Monday, 13 September 2010
A History of Early Methodism Part 2
Weekend in a holiday flat at Llwyngwair, Newport (Pembs), with my mum and brother over from Spain to visit our niece. This is the ancient seat of the Bowen family, proper Welsh crachach descended from Gwynfardd Prince of Dyfed when England was still Saxon. In the late C18 a crowd of armed radicals led by the mayor of Newport marched on the manor. The intended victim George Bowen generously got the mayor off the very serious charges which ensued by bribing the main prosecution witness to go abroad. Obviously a decent chap the same Bowen, a supporter of Methodism, welcomed John Wesley (along with William Williams Pantycelyn and others) as a frequent visitor to the house en route from his bedsitter in Bristol (see this post) to Ireland. Never a dull moment for George who also led troops into Fishguard to defend the town against the French invasion of 1797 (see this post). Evidently George was a bit of a radical but drew the line at letting French revolutionaries threaten his inheritance. Much of this is recorded in an article in the Pembrokeshire Historian by the late Wales Herald Extraordinary Major Francis Jones whom I remember coming round regularly to the Dyfed Rural Council offices circa 1982 where I was the surly and uninterested custodian of the magazine's back numbers.
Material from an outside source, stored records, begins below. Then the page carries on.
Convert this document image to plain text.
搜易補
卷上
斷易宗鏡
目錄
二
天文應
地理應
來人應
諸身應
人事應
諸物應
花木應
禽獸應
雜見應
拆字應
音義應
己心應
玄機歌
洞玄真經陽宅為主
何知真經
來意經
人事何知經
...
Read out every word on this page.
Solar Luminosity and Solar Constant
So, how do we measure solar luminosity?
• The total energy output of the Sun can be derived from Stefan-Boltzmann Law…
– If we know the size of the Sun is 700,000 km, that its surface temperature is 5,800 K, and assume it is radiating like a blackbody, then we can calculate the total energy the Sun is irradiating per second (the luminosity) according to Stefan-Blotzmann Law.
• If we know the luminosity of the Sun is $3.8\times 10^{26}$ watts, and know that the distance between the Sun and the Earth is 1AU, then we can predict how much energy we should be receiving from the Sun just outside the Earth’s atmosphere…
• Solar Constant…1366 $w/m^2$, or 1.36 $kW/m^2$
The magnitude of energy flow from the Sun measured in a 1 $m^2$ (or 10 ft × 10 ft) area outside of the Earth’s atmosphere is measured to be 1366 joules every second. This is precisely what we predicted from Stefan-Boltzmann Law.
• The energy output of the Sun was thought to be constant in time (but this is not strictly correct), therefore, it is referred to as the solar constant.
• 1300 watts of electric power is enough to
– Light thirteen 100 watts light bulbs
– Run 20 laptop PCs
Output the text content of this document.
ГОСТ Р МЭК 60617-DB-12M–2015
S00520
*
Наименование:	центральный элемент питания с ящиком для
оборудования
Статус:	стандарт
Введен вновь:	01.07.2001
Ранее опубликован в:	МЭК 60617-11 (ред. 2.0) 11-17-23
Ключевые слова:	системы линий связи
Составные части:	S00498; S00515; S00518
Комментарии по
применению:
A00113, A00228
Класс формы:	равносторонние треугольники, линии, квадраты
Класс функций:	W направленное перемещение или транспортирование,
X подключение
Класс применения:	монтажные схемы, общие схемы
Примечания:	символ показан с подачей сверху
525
Two good swims in "refreshing" conditions at Aberbach and Cwm-yr-Eglwys plus fishing and shell-fishing (what the French call coquillage) - total yield one big prawn which is spared the pot. We could have got unlimited mussels but this is vetoed for fear of an unholy cooking aroma offending the aristocratic ghosts (and lesser, but living visitors) back at the manor.